O coração e a pele
A manhã fria de fevereiro leva-me até ao roupeiro grande, e quando dou conta, subo a Rua de Santo António, em Vila Viçosa, abrigado pelo sobretudo cinzento que herdei do meu pai.
As memórias criam a pele que melhor nos protege do inverno.
A Zinha e o Manel são do meu tempo, ou melhor, são dos meus tempos todos,
porque eu me recordo deles desde quando comecei a guardar lembranças de mim.
Os dias pareciam, então, muito maiores, porque nada ficava por fazer, ou
por dizer.
Às vezes a tropeçarmos nalguma dificuldade que traía a fonética, mas sem
deixar de exprimir a vontade dos sentidos, e a sede:
-Um copo de “aba”, por favor.
Escorregávamos pelas caixas de cartão vazias, guardadas no armazém, com a
mesma alegria com que, ao longo de outros tempos, soubemos sorrir sobre a
gravidade das deceções, que nos puxaram para o chão frio.
Palpámos juntos a nossa primeira neve, perfumámos as mãos nos troncos das
mesmas estevas, rezámos as nossas esperanças nos mesmos padre nossos, e algures
entre a “telepatia” e a “paixão”, aprendemos a dançar nas mesmíssimas canções.
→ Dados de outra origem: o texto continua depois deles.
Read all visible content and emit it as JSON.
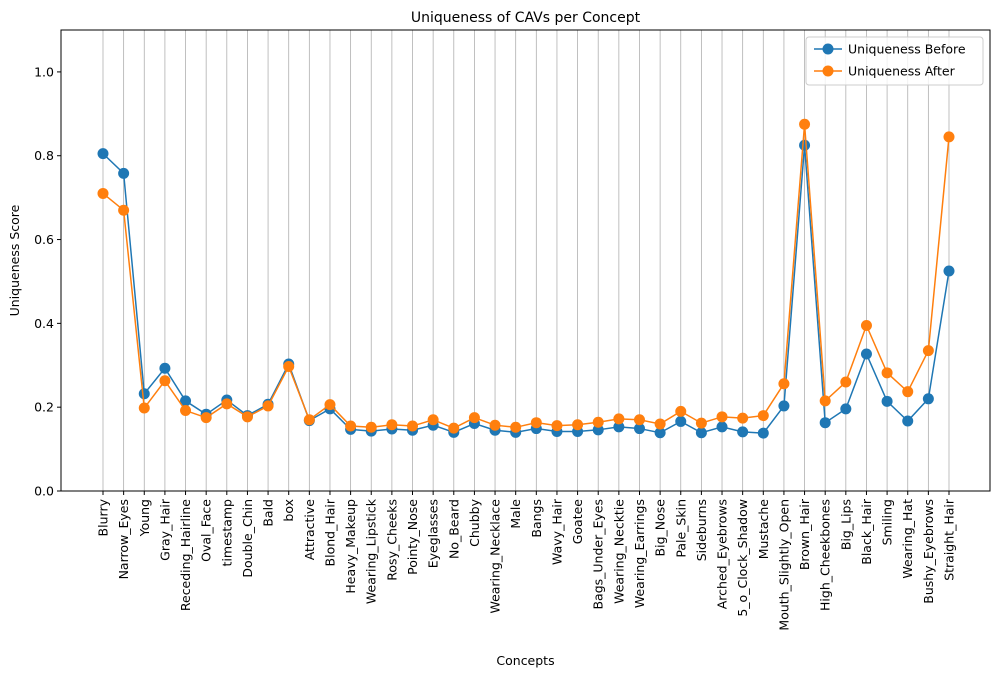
{
  "chart_data": {
    "type": "line",
    "title": "Uniqueness of CAVs per Concept",
    "xlabel": "Concepts",
    "ylabel": "Uniqueness Score",
    "ylim": [
      0.0,
      1.1
    ],
    "yticks": [
      0.0,
      0.2,
      0.4,
      0.6,
      0.8,
      1.0
    ],
    "ytick_labels": [
      "0.0",
      "0.2",
      "0.4",
      "0.6",
      "0.8",
      "1.0"
    ],
    "grid": "vertical",
    "legend_position": "top-right",
    "categories": [
      "Blurry",
      "Narrow_Eyes",
      "Young",
      "Gray_Hair",
      "Receding_Hairline",
      "Oval_Face",
      "timestamp",
      "Double_Chin",
      "Bald",
      "box",
      "Attractive",
      "Blond_Hair",
      "Heavy_Makeup",
      "Wearing_Lipstick",
      "Rosy_Cheeks",
      "Pointy_Nose",
      "Eyeglasses",
      "No_Beard",
      "Chubby",
      "Wearing_Necklace",
      "Male",
      "Bangs",
      "Wavy_Hair",
      "Goatee",
      "Bags_Under_Eyes",
      "Wearing_Necktie",
      "Wearing_Earrings",
      "Big_Nose",
      "Pale_Skin",
      "Sideburns",
      "Arched_Eyebrows",
      "5_o_Clock_Shadow",
      "Mustache",
      "Mouth_Slightly_Open",
      "Brown_Hair",
      "High_Cheekbones",
      "Big_Lips",
      "Black_Hair",
      "Smiling",
      "Wearing_Hat",
      "Bushy_Eyebrows",
      "Straight_Hair"
    ],
    "series": [
      {
        "name": "Uniqueness Before",
        "color": "#1f77b4",
        "values": [
          0.805,
          0.758,
          0.232,
          0.293,
          0.215,
          0.183,
          0.217,
          0.18,
          0.207,
          0.303,
          0.168,
          0.196,
          0.147,
          0.143,
          0.148,
          0.145,
          0.157,
          0.14,
          0.161,
          0.145,
          0.14,
          0.149,
          0.142,
          0.142,
          0.146,
          0.153,
          0.149,
          0.139,
          0.166,
          0.139,
          0.153,
          0.141,
          0.138,
          0.203,
          0.825,
          0.163,
          0.196,
          0.327,
          0.214,
          0.167,
          0.22,
          0.525
        ]
      },
      {
        "name": "Uniqueness After",
        "color": "#ff7f0e",
        "values": [
          0.71,
          0.67,
          0.198,
          0.263,
          0.192,
          0.175,
          0.208,
          0.177,
          0.203,
          0.297,
          0.17,
          0.206,
          0.155,
          0.152,
          0.158,
          0.155,
          0.17,
          0.15,
          0.175,
          0.157,
          0.152,
          0.163,
          0.156,
          0.158,
          0.164,
          0.172,
          0.17,
          0.16,
          0.19,
          0.162,
          0.177,
          0.174,
          0.18,
          0.256,
          0.875,
          0.215,
          0.26,
          0.395,
          0.282,
          0.237,
          0.335,
          0.845
        ]
      }
    ]
  }
}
Por maior que se fizesse a distância, jamais deixámos de nos ver, porque
todo o coração tem janelas, aeródromos e aviões, para que os amigos jamais
sejam gente longe.
Há uma semana tomámos posse para a mesa da Régia Confraria de Nossa Senhora
da Conceição, e por nos sentirmos tão bem, assim, juntos, sob a fé que mesma
alva guerreira capa exprime, resolvemos fazer uma foto.
A fé é irmã das memórias, unindo futuro e passado na doçura de um presente,
que até poderá ter tudo do inverno.
A fé, a memória, e os amigos, que unem pela coerência, o coração e a pele.